Texture mixtures for plant competition

I would like to be able to train a CNN to classify complex textures from images, and then be able to take an image in which there is a blend of textures and know the relative proportions of each kind. The application is this: I want to understand how different plant species spread and invade each others’ territories. So step one would be to plant experimental plots containing single species and teach a system (e.g., a CNN) to classify the species from top-down imagery (say from a drone). The different species would be planted in a checkerboard pattern, so that there are straight borders between all possible pairs of species, and monitored over time (again with aerial imagery). During that time, some species would spread out of their squares into other squares, but not with a hard boundary: more like diffusion, so that border areas would end up with a mix of species. The goal would be to monitor this process at high resolution from the imagery: to be able to measure the mixing. The long-term goal is to some up with a matrix of spatial competition coefficients that will allow us to predict what will happen given any starting mix of species by plugging them into a simulation model we have developed. There are a number of potential commercial applications.

Physical platforms for field imaging

One of our research areas is automated ‘technical’ ID systems: systems for identifying species from images of specific parts, such as bees from their wings or trees from their leaves. As good as modern deep learning networks are at being robust to noise, disambiguating closely related species often depends on very subtle differences, and so it is still important to get good consistent images, both for training, testing, and ultimately deployable systems. This can be a challenge. We suspect that there might be relatively simple hardware accessories that would improve the process dramatically. Here are two cases:

Bee wings

Bees are identified from preserved specimens under a microscope. Obtaining a clear image of a bee’s wing is a challenge: generally the wing is detached from the body and sandwiched under a cover slip, which is fiddly and time-consuming. The resulting images often have glare spots, which are noise for the ID algorithm. So the design challenge is this: is there a specially shaped platform (in microscope terms, a ‘stage’) that would allow a high-quality image of a bee wing (or really any kind of insect wing) to be taken quickly without detachment?


The leaves of some species have distinct outlines, but most are ‘simple,’ and the key to distinguishing the leaves of different species is the pattern of venation. It is therefore necessary to acquire an image of a leaf that emphasizes this, which can be achieved by oblique lighting (usually of the underside of the leaf). This is easy to achieve in a lab, but we want to be able to do it in the field. So we are thinking about a sort of light box onto which one might place an iPhone or similar in a specially designed slot, plus a leaf. The box would apply consistent oblique lighting (plus a plain background) for getting a good leaf image, allowing field researchers to obtain many images in a short amount of time without having to bring the leaves back to the lab.

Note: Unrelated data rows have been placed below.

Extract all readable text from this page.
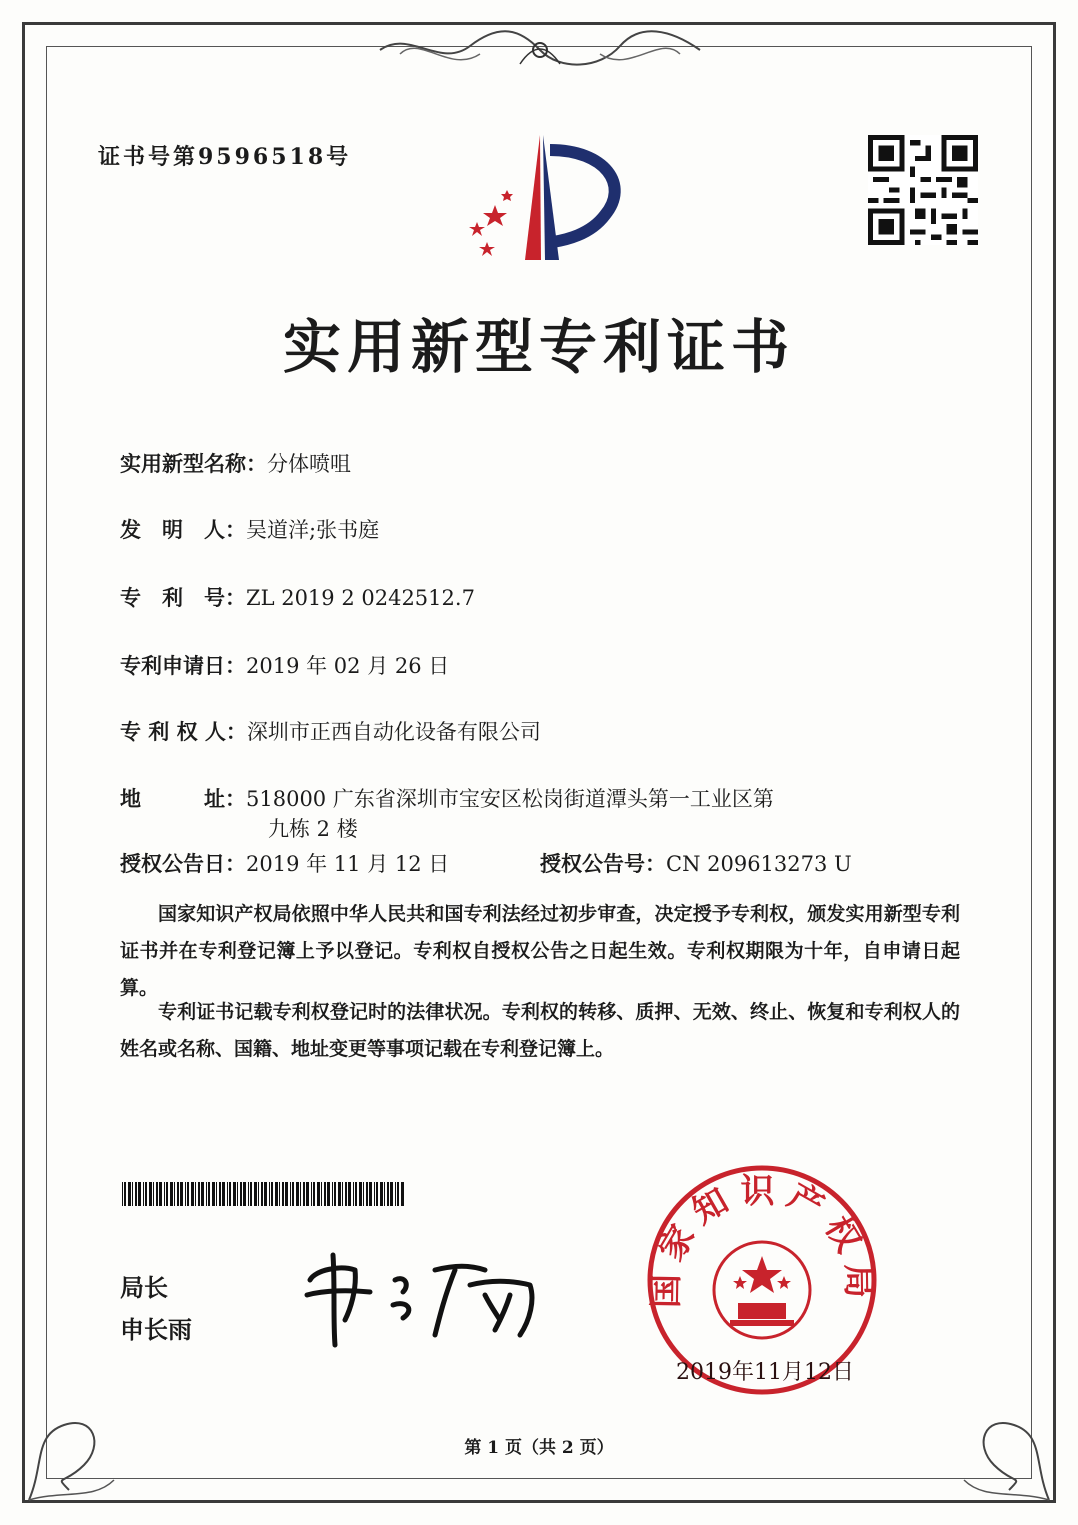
证书号第9596518号
实用新型专利证书
实用新型名称：分体喷咀
发　明　人：吴道洋;张书庭
专　利　号：ZL 2019 2 0242512.7
专利申请日：2019 年 02 月 26 日
专 利 权 人：深圳市正西自动化设备有限公司
地　　　址：518000 广东省深圳市宝安区松岗街道潭头第一工业区第
九栋 2 楼
授权公告日：2019 年 11 月 12 日	授权公告号：CN 209613273 U
国家知识产权局依照中华人民共和国专利法经过初步审查，决定授予专利权，颁发实用新型专利证书并在专利登记簿上予以登记。专利权自授权公告之日起生效。专利权期限为十年，自申请日起算。
专利证书记载专利权登记时的法律状况。专利权的转移、质押、无效、终止、恢复和专利权人的姓名或名称、国籍、地址变更等事项记载在专利登记簿上。
局长
申长雨
国家知识产权局
2019年11月12日
第 1 页（共 2 页）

Environmental data science and communication

Suitable for students from STS, design and/or computing backgrounds, probably working in teams.

‘State of NJ’ dashboard

Create a live display of key environmental indicators for the state of NJ, from public records. Forest coverage, soil loss, recycling efficiency, energy consumption balance, etc. Requires some ‘investigative journalism’ skills.

Augmented reality for environmental information

Take existing environmental datasets and figure out how to represent normally invisible environmental variables and processes using location-based AR. Example 1: show sea surface temperature anomalies as an overlay on the actual ocean. Example 2: show gas exchange around a tree, for example as visible particles as in the ‘carbon tree’ simulation (from hiilipuu.fi). Requires someone with skills in (or interested in learning) Apple’s ARKit or Google’s ARCore.